Students who have made the California Health Sciences University College of Pharmacy (COP) their choice should be aware that the College expects all students to maintain a neat and clean appearance. To provide guidance with student dress and demeanor with the College of Pharmacy (COP) and guide students’ transition to their development as a healthcare provider.
This dress code applies to all COP students.
- Attire is expected to be neat, conveying respect for self and others. CHSU will adopt a standard of business casual for the classroom. Attire may include slacks or trousers but not jeans, a shirt with a collar, and dresses or skirts must be of appropriate length (should be visible when a lab jacket is worn, not to exceed 3 inches above the knee and may not be of sheer fabric. Tops must provide adequate coverage and may not be made of sheer fabric. Clothing must also not allow undergarments to show. Shoes should be neat, clean and in good condition. Tennis shoes, sneakers and flipflops are not acceptable.
Not to be worn:
- Tee shirts, mid-drifts, tank tops, jeans/denim, skirts or dresses in excess of 3 inches above the knee
- Flip flops
Laboratory and experiential attire will be more restrictive and depends on the specific site expectations. Here, clean, neat white coats and closed toe shoes are required. Other restrictions may be applied by faculty and practice sites. In addition, casual days may be permitted upon special occasion.
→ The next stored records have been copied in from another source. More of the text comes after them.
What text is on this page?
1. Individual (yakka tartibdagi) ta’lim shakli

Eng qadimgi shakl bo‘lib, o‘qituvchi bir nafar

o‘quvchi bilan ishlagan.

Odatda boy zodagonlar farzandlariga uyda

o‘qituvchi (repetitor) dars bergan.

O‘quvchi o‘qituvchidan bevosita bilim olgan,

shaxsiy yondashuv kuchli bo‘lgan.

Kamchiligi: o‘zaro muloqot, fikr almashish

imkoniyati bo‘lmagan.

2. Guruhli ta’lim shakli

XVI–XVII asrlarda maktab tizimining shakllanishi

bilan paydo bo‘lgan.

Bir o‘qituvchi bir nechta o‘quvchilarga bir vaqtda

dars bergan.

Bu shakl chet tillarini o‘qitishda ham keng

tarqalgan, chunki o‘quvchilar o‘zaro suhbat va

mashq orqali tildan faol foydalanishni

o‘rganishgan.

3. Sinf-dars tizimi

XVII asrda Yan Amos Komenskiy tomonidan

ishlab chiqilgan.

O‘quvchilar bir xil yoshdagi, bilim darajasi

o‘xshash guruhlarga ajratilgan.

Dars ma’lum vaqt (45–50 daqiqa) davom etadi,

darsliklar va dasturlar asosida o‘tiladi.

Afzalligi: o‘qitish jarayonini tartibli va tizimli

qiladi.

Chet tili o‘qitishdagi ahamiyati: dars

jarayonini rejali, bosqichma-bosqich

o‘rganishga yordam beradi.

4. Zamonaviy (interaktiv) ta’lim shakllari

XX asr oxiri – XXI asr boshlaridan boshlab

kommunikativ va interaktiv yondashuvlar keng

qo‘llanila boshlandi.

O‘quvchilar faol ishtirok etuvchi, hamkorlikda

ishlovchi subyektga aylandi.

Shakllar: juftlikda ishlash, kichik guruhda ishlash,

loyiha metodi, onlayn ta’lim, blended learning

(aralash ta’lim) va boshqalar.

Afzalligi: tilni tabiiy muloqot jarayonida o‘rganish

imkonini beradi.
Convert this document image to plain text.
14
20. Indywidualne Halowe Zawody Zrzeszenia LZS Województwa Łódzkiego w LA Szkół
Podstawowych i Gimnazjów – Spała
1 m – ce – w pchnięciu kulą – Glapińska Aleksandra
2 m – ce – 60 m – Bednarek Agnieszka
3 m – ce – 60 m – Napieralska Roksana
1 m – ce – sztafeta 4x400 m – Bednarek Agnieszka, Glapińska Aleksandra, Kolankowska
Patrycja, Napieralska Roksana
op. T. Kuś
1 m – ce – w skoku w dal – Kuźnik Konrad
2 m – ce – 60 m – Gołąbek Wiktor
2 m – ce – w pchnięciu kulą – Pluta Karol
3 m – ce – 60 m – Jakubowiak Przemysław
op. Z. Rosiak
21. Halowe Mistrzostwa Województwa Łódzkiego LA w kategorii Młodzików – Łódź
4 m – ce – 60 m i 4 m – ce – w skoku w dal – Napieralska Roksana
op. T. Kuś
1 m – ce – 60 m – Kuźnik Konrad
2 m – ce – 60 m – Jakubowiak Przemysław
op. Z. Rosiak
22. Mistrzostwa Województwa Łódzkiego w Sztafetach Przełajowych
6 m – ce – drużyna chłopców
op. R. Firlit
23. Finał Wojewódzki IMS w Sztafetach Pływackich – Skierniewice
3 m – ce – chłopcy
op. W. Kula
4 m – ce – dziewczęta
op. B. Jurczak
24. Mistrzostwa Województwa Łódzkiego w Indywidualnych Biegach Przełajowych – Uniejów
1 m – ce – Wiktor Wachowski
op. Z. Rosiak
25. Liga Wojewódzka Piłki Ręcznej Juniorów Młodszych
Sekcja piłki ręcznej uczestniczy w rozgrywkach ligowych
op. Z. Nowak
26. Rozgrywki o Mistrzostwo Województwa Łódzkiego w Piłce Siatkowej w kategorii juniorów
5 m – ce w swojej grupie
- COP students may also wear CHSU-COP scrubs purchased from the university, or from a university- approved supplier in the designated style and color and closed-toed shoes (sneakers are permissible) for on-campus didactic events requiring business casual attire and select experiential/clinical events when approved by the preceptor.
- As part of their professional demeanor, students in the COP are expected to take responsibilities for their actions and to approach challenges with a problem-solving mindset. Students are to develop a demeanor and professional presence that is appropriate to their role as healthcare providers and educators of the public. Students must assume this role and its responsibilities in its totality. Students at the COP are being developed and trained to inspire confidence in their patients, provide excellent patient care, and take their role as healthcare providers seriously.